A shareholder participating at the general meeting of shareholders and having the right to vote must present an identity document. Each shareholder may authorize either a natural or a legal person to participate and to vote on behalf of the shareholder at the general meeting of shareholders. The proxy has the same rights as the represented shareholder would have at the general meeting of shareholders. The authorized persons must have identity documents and a power of attorney approved in the manner specified by law, which must be submitted to the Company no later than before the commencement of registration for the general meeting of shareholders. A power of attorney issued abroad must be translated into the Lithuanian language and legalised in accordance with the procedure prescribed by law. The Company does not establish a special form of a power of attorney.

A shareholder is entitled to issue a power of attorney by means of electronic communications to legal or natural persons for participation and voting on his behalf at the general meeting of shareholders. The shareholder must inform the Company about the power of attorney issued by means of electronic communications no later than before the commencement of registration for the general meeting of shareholders. The power of attorney issued by means of electronic communications and the notice about it must be written and may be submitted to the Company by means of electronic communications, if the security of transmitted information is ensured and the identity of the shareholder can be verified.
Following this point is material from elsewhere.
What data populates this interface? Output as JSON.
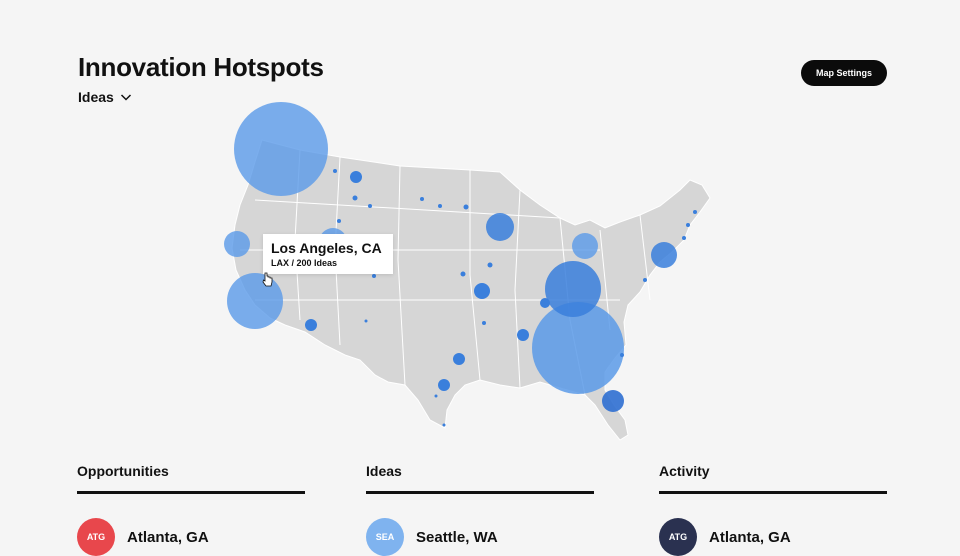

A shareholder or his proxy may vote in writing by filling in a general ballot paper, in which case the requirement to present an identity document does not apply. The form of a general ballot paper is presented on the Company’s website. Upon a shareholder’s request, the Company shall send the general ballot paper to the requesting shareholder by registered mail or shall deliver it in person against signature no later than 10 days prior to the general meeting of shareholders free of charge. The shareholder or his authorized representative must sign a completed general ballot paper. The completed general ballot paper signed by the shareholder or other person having the right to vote and the document confirming the right to vote must be presented to the Company in writing no later than on the last working day preceding the meeting, sending them by registered mail to AB INVL Technology at Gyn?j? g. 16, LT-01109 Vilnius.

The Company does not provide possibilities of participating and voting at the meeting by means of electronic communications. Information in connection with the convened general meeting of shareholders (notice on convocation of the general meeting of shareholders, information about the Company’s shares, draft resolutions, etc.) is available on AB INVL Technology’s website at www.invltechnology.lt.